STROKESTRA is a collaborative project designed by RPO Resound and Hull & East Riding Community Stroke Services which uses specially designed group creative music-making techniques to enhance recovery for patients and carers in Hull. Developed between 2014-2016, a pilot programme demonstrated the power of the programme to enhance physical, social, psychological, cognitive and communicative recovery for patients, improve wellbeing for carers, and motivate clinical staff to develop their own practice.


‘It brought me a little bit of myself back; it was the first thing I’d done on my own since the stroke.’  - STROKESTRA Pilot Participant


‘Caring can be a lonely path at times…it has opened my eyes. It’s given me a bit of confidence. I’d

forgotten what a bubbly person I was; I’d forgotten who I was.’  - STROKESTRA Pilot Carer


The partners are excited to begin this three-year rollout which will continue to refine and improve the model whilst reaching nearly 300 patients and carers struggling with stroke-related disabilities and challenges. The launch this week saw the integration of a number of exciting developments aimed at increasing the impact and reach of the programme.

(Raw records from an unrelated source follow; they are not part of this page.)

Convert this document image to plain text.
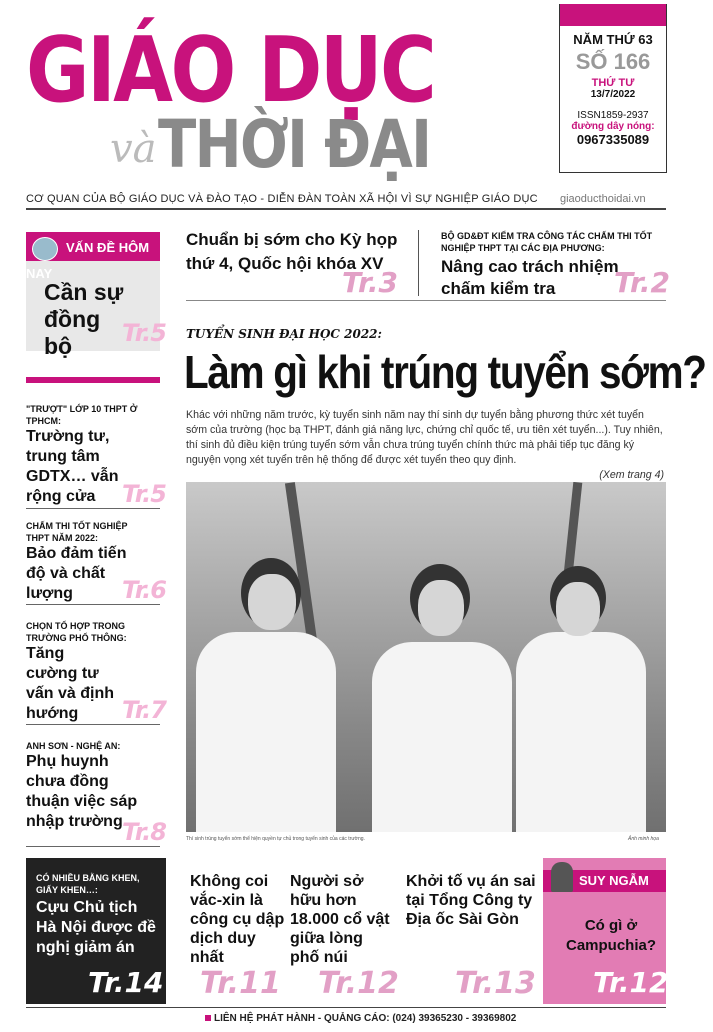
GIÁO DỤC
và THỜI ĐẠI
NĂM THỨ 63
SỐ 166
THỨ TƯ
13/7/2022
ISSN1859-2937
đường dây nóng:
0967335089
CƠ QUAN CỦA BỘ GIÁO DỤC VÀ ĐÀO TẠO - DIỄN ĐÀN TOÀN XÃ HỘI VÌ SỰ NGHIỆP GIÁO DỤC giaoducthoidai.vn
VẤN ĐỀ HÔM NAY
Cần sự đồng bộ	Tr.5
Chuẩn bị sớm cho Kỳ họp thứ 4, Quốc hội khóa XV
Tr.3
BỘ GD&ĐT KIỂM TRA CÔNG TÁC CHẤM THI TỐT NGHIỆP THPT TẠI CÁC ĐỊA PHƯƠNG:
Nâng cao trách nhiệm chấm kiểm tra	Tr.2
TUYỂN SINH ĐẠI HỌC 2022:
Làm gì khi trúng tuyển sớm?
Khác với những năm trước, kỳ tuyển sinh năm nay thí sinh dự tuyển bằng phương thức xét tuyển sớm của trường (học bạ THPT, đánh giá năng lực, chứng chỉ quốc tế, ưu tiên xét tuyển...). Tuy nhiên, thí sinh đủ điều kiện trúng tuyển sớm vẫn chưa trúng tuyển chính thức mà phải tiếp tục đăng ký nguyện vọng xét tuyển trên hệ thống để được xét tuyển theo quy định.
(Xem trang 4)
Thí sinh trúng tuyển sớm thể hiện quyền tự chủ trong tuyển sinh của các trường.	Ảnh minh họa
"TRƯỢT" LỚP 10 THPT Ở TPHCM:
Trường tư, trung tâm GDTX… vẫn rộng cửa	Tr.5
CHẤM THI TỐT NGHIỆP THPT NĂM 2022:
Bảo đảm tiến độ và chất lượng	Tr.6
CHỌN TỔ HỢP TRONG TRƯỜNG PHỔ THÔNG:
Tăng cường tư vấn và định hướng	Tr.7
ANH SƠN - NGHỆ AN:
Phụ huynh chưa đồng thuận việc sáp nhập trường Tr.8
CÓ NHIỀU BẰNG KHEN, GIẤY KHEN…:
Cựu Chủ tịch Hà Nội được đề nghị giảm án
Tr.14
Không coi vắc-xin là công cụ dập dịch duy nhất
Tr.11
Người sở hữu hơn 18.000 cổ vật giữa lòng phố núi
Tr.12
Khởi tố vụ án sai tại Tổng Công ty Địa ốc Sài Gòn
Tr.13
SUY NGẪM
Có gì ở Campuchia?
Tr.12
LIÊN HỆ PHÁT HÀNH - QUẢNG CÁO: (024) 39365230 - 39369802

While the pilot worked with ‘community’ patients – patients who have been discharged and receive care and support in their own homes – and their carers, the three-year programme will work with an additional group of ‘residential’ patients who currently reside in in-patient units where they receive round-the-clock care and therapy work. This development will allow the benefits of STROKESTRA to reach patients at an earlier stage in their stroke recovery, while playing an important role in building morale and staff engagement.

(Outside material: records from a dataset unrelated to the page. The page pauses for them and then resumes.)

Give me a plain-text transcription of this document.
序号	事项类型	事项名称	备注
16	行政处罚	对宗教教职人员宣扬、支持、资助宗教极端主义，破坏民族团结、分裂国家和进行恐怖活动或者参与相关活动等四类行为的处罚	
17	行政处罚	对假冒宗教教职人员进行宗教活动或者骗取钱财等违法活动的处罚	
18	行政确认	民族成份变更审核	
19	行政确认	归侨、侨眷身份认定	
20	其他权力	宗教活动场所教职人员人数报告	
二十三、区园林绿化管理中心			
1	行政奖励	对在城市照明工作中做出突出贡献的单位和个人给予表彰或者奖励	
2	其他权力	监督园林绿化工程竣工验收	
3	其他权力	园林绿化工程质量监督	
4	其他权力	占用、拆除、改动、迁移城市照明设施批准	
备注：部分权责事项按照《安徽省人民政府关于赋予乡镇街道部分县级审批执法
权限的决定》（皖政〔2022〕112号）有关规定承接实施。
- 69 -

The January project also included new leaders and musicians who have been trained in the clinical background and theoretical approach of the programme. Expanding the team in this way means the programme is embedded even more in the life of the Orchestra and ensures we can fulfil our commitment to patients even during busy concert patches.

Finally, the roll-out will include the integration of University of Hull music students and local community music groups, providing training to enable them to support sessions in between RPO visits and supporting the progression of participants from STROKESTRA onto continued community engagement. In time, University of Hull researches will also come on board as research partners, providing a robust, third-party evaluation of the programme and its impact.

Second violinist Sali-Wyn Ryan says, ‘STROKESTRA is an incredibly rewarding project to take part in, because of the opportunity to develop relationships and a rapport with the patients. It can be both emotional and exciting to feel like we play even a tiny part in their recovery.’

The three-year STROKESTRA programme has been generously supported by the Stavros Niarchos Foundation, Garfield Weston Foundation, Dunhill Medical Trust, The Kirby Laing Foundation, Help for Health, the Austin & Hope Pilkington Trust, Hull & East Riding Charitable Trust, and the RPO.